A representative of EGALISE, Saddibou Badjie, commended Minister Tangara for being among the pioneers of the annual donation.

“This demonstrates how much he loves this country and its people,” he said.

He said since 2003, the NGO has at least sent, every year, two containers or more of medical equipment to The Gambia uninterrupted.

“This year, we have received three containers of high-quality medical equipment and other materials,” he said.

He said the NGO has also been intervening in the areas of education and agriculture.

“It is one of the NGOs that started supporting gardeners and sheep breeders,” he said.

Badjie said one of the containers was donated to SOS Children Village, while the remaining two will be distributed among the rest of the beneficiaries.

The spokesperson of the Abubakary Jawara Foundation, Yusupha Jawara, said the foundation was established to support needy Gambians. “We are glad to be entrusted by EGALISE to distribute the equipment,” he said. He said the equipment will be distributed among hospitals, clinics, and communities in Gambisara, Bansang, Kartong, New Jeshwang, Ebo Town, and others.

Jawara assured the donors that the equipment would reach all the beneficiaries.

The SOS national director, Jean-Pierre Kouamin, thanked EGALISE for the support and assured them that the materials would be properly utilised.
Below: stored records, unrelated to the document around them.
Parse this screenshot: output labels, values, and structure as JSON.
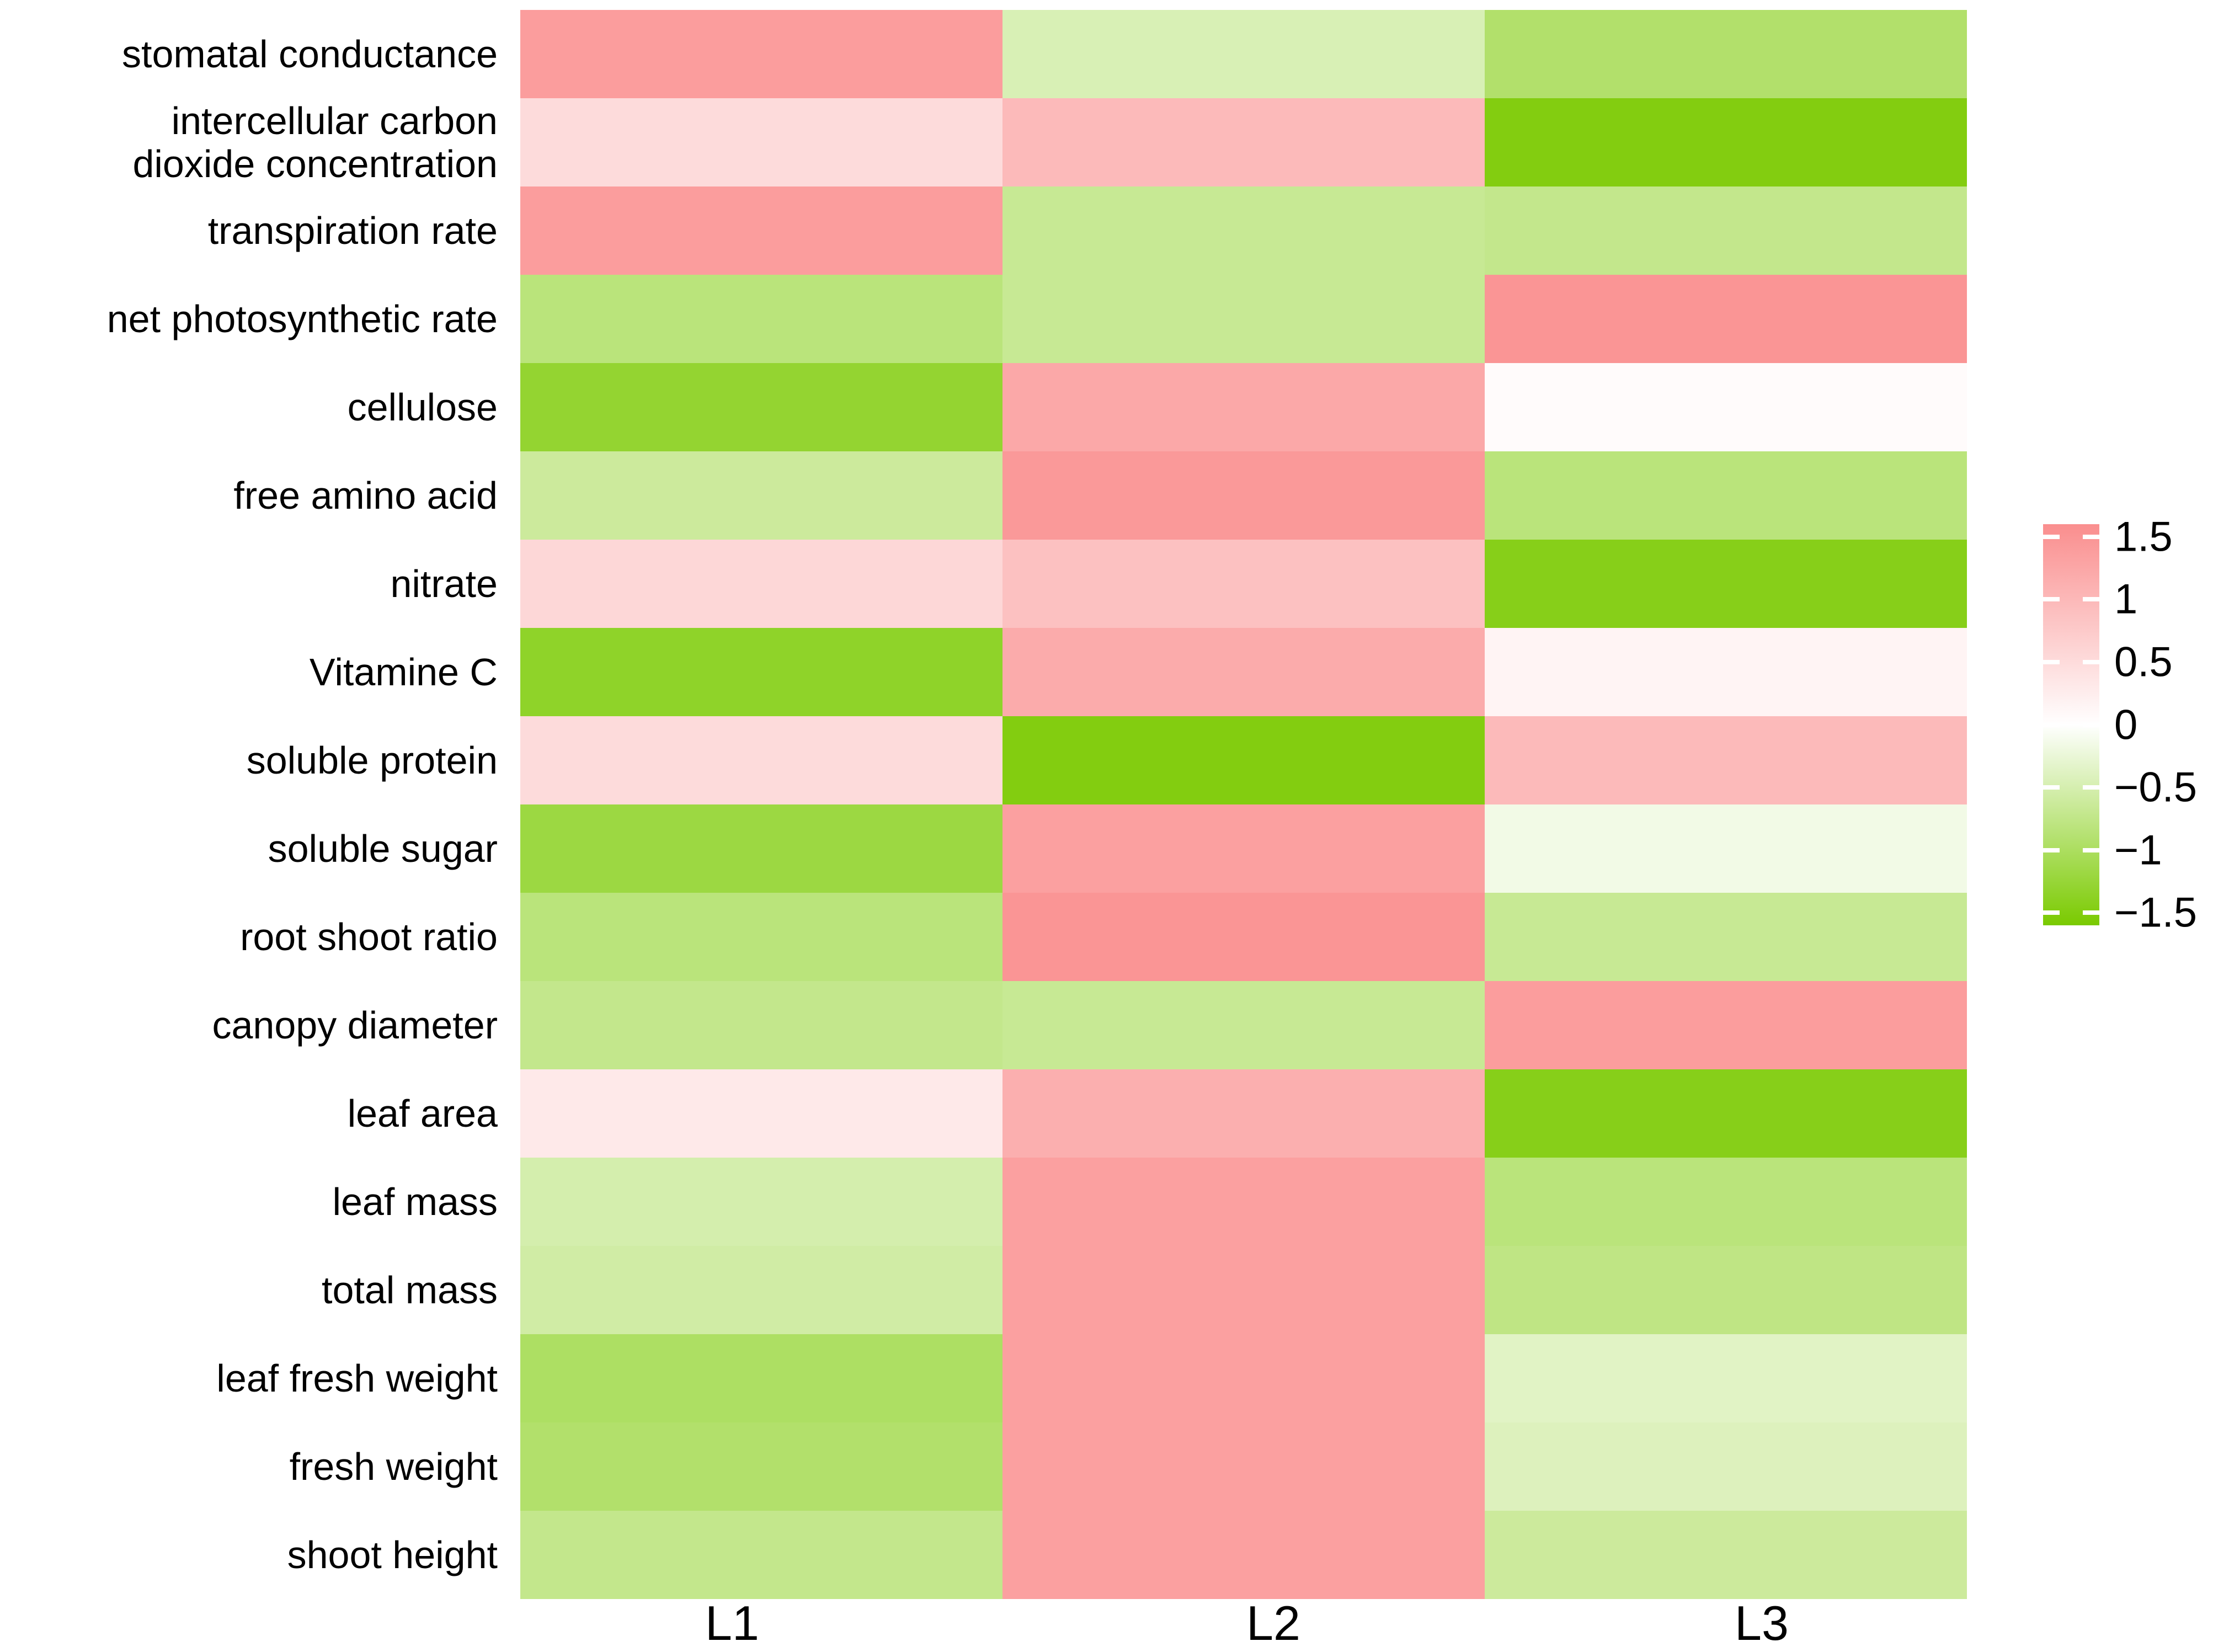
{
  "chart_data": {
    "type": "heatmap",
    "title": "",
    "xlabel": "",
    "ylabel": "",
    "grid": false,
    "legend_position": "right",
    "columns": [
      "L1",
      "L2",
      "L3"
    ],
    "rows": [
      {
        "label": "stomatal conductance",
        "lines": [
          "stomatal conductance"
        ],
        "values": [
          1.35,
          -0.45,
          -0.9
        ]
      },
      {
        "label": "intercellular carbon dioxide concentration",
        "lines": [
          "intercellular carbon",
          "dioxide concentration"
        ],
        "values": [
          0.5,
          0.95,
          -1.45
        ]
      },
      {
        "label": "transpiration rate",
        "lines": [
          "transpiration rate"
        ],
        "values": [
          1.35,
          -0.65,
          -0.7
        ]
      },
      {
        "label": "net photosynthetic rate",
        "lines": [
          "net photosynthetic rate"
        ],
        "values": [
          -0.8,
          -0.65,
          1.45
        ]
      },
      {
        "label": "cellulose",
        "lines": [
          "cellulose"
        ],
        "values": [
          -1.25,
          1.2,
          0.05
        ]
      },
      {
        "label": "free amino acid",
        "lines": [
          "free amino acid"
        ],
        "values": [
          -0.6,
          1.4,
          -0.8
        ]
      },
      {
        "label": "nitrate",
        "lines": [
          "nitrate"
        ],
        "values": [
          0.55,
          0.85,
          -1.4
        ]
      },
      {
        "label": "Vitamine C",
        "lines": [
          "Vitamine C"
        ],
        "values": [
          -1.3,
          1.15,
          0.15
        ]
      },
      {
        "label": "soluble protein",
        "lines": [
          "soluble protein"
        ],
        "values": [
          0.5,
          -1.45,
          0.95
        ]
      },
      {
        "label": "soluble sugar",
        "lines": [
          "soluble sugar"
        ],
        "values": [
          -1.15,
          1.3,
          -0.15
        ]
      },
      {
        "label": "root shoot ratio",
        "lines": [
          "root shoot ratio"
        ],
        "values": [
          -0.8,
          1.45,
          -0.65
        ]
      },
      {
        "label": "canopy diameter",
        "lines": [
          "canopy diameter"
        ],
        "values": [
          -0.7,
          -0.65,
          1.35
        ]
      },
      {
        "label": "leaf area",
        "lines": [
          "leaf area"
        ],
        "values": [
          0.3,
          1.1,
          -1.4
        ]
      },
      {
        "label": "leaf mass",
        "lines": [
          "leaf mass"
        ],
        "values": [
          -0.5,
          1.3,
          -0.8
        ]
      },
      {
        "label": "total mass",
        "lines": [
          "total mass"
        ],
        "values": [
          -0.55,
          1.3,
          -0.75
        ]
      },
      {
        "label": "leaf fresh weight",
        "lines": [
          "leaf fresh weight"
        ],
        "values": [
          -0.95,
          1.3,
          -0.35
        ]
      },
      {
        "label": "fresh weight",
        "lines": [
          "fresh weight"
        ],
        "values": [
          -0.9,
          1.3,
          -0.4
        ]
      },
      {
        "label": "shoot height",
        "lines": [
          "shoot height"
        ],
        "values": [
          -0.7,
          1.3,
          -0.6
        ]
      }
    ],
    "legend": {
      "range": [
        -1.6,
        1.6
      ],
      "color_saturation_value": 1.55,
      "max_color": "#FA8E8E",
      "mid_color": "#FFFFFF",
      "min_color": "#7ACA00",
      "ticks": [
        {
          "label": "1.5",
          "value": 1.5
        },
        {
          "label": "1",
          "value": 1.0
        },
        {
          "label": "0.5",
          "value": 0.5
        },
        {
          "label": "0",
          "value": 0.0
        },
        {
          "label": "−0.5",
          "value": -0.5
        },
        {
          "label": "−1",
          "value": -1.0
        },
        {
          "label": "−1.5",
          "value": -1.5
        }
      ]
    }
  }
}
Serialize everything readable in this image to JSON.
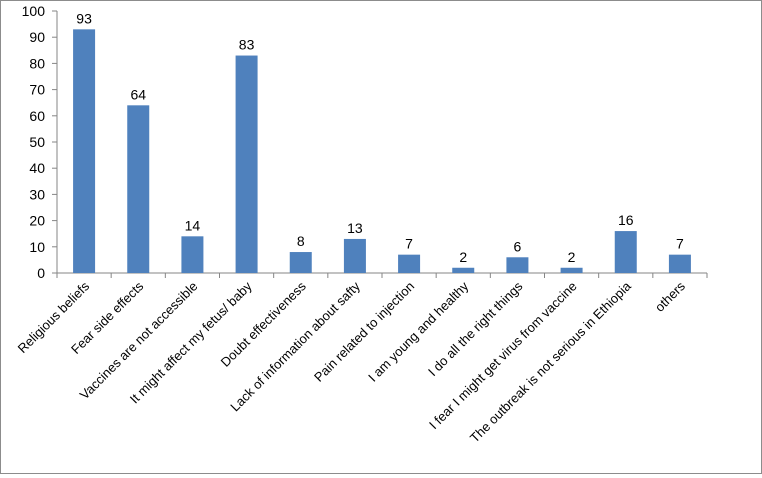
{
  "chart_data": {
    "type": "bar",
    "title": "",
    "xlabel": "",
    "ylabel": "",
    "ylim": [
      0,
      100
    ],
    "yticks": [
      0,
      10,
      20,
      30,
      40,
      50,
      60,
      70,
      80,
      90,
      100
    ],
    "grid": false,
    "legend": "none",
    "bar_color": "#4f81bd",
    "categories": [
      "Religious beliefs",
      "Fear side effects",
      "Vaccines are not accessible",
      "It might affect my fetus/ baby",
      "Doubt effectiveness",
      "Lack of information about safty",
      "Pain related to injection",
      "I am young and healthy",
      "I do all the right things",
      "I fear I might get virus from vaccine",
      "The outbreak is not serious in Ethiopia",
      "others"
    ],
    "values": [
      93,
      64,
      14,
      83,
      8,
      13,
      7,
      2,
      6,
      2,
      16,
      7
    ],
    "data_labels": [
      "93",
      "64",
      "14",
      "83",
      "8",
      "13",
      "7",
      "2",
      "6",
      "2",
      "16",
      "7"
    ]
  }
}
He said the village needs support because it doesn’t have the capacity to do everything that is required.

The French NGO, formed by volunteers from the small town of Bellac in Haute-Vienne, has initiated programmes to support The Gambia in the areas of health, education, and development.

The group periodically travels to Banjul to evaluate its projects, donations, and possible new interventions.